Les deux facteurs prédictifs d’échec au traitement sont les résistances des souches aux antibiotiques et une mauvaise observance. Celle-ci est souvent due à une mauvaise information des patients sur les effets indésirables possibles de l’antibiothérapie : principalement troubles digestifs (dyspepsie, diarrhée), mais aussi goût métallique en bouche et effet antabuse pour le métronidazole (éviter la prise de boissons alcoolisées), photosensibilisation pour la tétracycline et risque d’œsophagite et d’ulcérations œsophagiennes imposant une prise avec un grand verre d’eau, aspect foncé de la langue et des selles et nausées pour le bismuth. Bien informés de ces effets indésirables, les patients sont moins enclins à arrêter le traitement.

L’auteur déclare ne pas avoir de lien d’intérêts.

(1) Syndrome de Zollinger-Ellison : affection rare à l’origine d’ulcères récidivants au niveau du duodénum essentiellement.
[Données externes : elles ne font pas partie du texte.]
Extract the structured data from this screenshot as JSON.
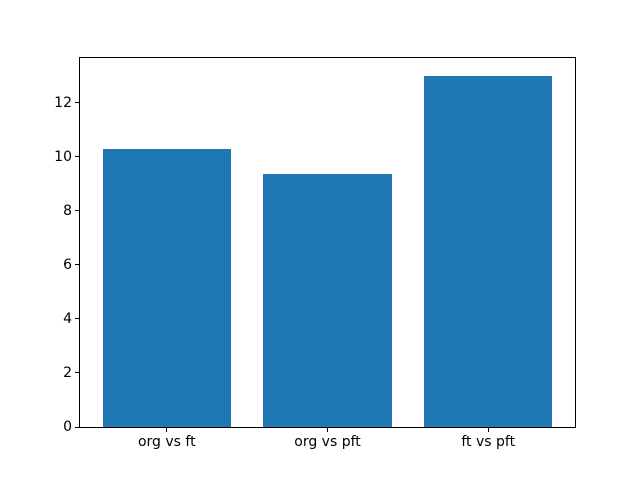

(2) Chiffres issus du rapport d’élaboration de la Haute Autorité de santé (HAS), “Pertinence des actes et prescriptions médicamenteuses chez un patient adulte infecté par Helicobacter pylori”, mai 2017 (via le lien raccourci bit.ly/2rxlubh).
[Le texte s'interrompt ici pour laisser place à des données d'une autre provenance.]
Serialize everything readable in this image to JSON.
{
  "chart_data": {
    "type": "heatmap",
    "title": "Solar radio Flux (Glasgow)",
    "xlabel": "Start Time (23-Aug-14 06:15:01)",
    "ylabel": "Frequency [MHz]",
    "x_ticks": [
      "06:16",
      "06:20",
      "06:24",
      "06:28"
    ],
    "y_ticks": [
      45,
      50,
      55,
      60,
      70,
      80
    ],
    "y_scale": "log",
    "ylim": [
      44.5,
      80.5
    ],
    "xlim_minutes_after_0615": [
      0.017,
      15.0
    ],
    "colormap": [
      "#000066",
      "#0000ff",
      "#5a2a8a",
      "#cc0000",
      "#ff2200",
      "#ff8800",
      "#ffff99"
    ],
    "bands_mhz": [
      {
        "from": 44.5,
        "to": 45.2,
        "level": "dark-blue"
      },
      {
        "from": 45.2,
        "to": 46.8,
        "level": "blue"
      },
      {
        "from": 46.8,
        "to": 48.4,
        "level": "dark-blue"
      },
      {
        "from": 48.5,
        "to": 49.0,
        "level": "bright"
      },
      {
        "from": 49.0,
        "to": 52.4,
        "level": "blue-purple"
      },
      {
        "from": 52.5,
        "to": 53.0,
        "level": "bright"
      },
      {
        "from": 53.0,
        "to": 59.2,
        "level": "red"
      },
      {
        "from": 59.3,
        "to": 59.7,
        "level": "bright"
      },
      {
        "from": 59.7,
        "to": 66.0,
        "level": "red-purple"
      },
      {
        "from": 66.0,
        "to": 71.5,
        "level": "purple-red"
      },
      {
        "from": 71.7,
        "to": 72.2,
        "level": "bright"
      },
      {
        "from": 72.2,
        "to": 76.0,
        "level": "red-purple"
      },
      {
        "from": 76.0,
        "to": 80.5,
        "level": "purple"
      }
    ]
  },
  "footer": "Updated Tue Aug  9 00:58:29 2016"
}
(3) Recommandations de la HAS et du Groupe d’études français des Helicobacter en 2017.

Épidémiologie

→ L’incidence annuelle de l’ulcère duodénal est d’environ 0,2 % (60 000 à 80 000 nouveaux cas par an en France). L’ulcère gastrique est deux à quatre fois moins fréquent.

→ 95 % des ulcères duodénaux et 70 % des ulcères gastriques seraient associés à une infection à H. pylori. L’infection, le plus souvent contractée dans l’enfance, provoque une gastrite chronique généralement asymptomatique. La gastrite liée à H. pylori peut se compliquer d’un ulcère chez environ 10 % des personnes infectées et, plus rarement, après plusieurs décennies, d’un cancer de l’estomac. En France, la prévalence de l’infection à H. pylori est d’environ 15 à 30 %. Elle est plus faible chez les moins de 30 ans (moins d’une personne sur cinq), plus élevée après 50-60 ans (environ une personne sur deux) ; elle est élevée chez les personnes provenant des régions de forte endémie (Maghreb, Afrique, Asie : 80 %)*.

* Chiffres issus du rapport d’élaboration de la Haute Autorité de santé, “Pertinence des actes et prescriptions médicamenteuses chez un patient adulte infecté par Helicobacter pylori”, mai 2017 (via le lien raccourci bit.ly/2rxlubh).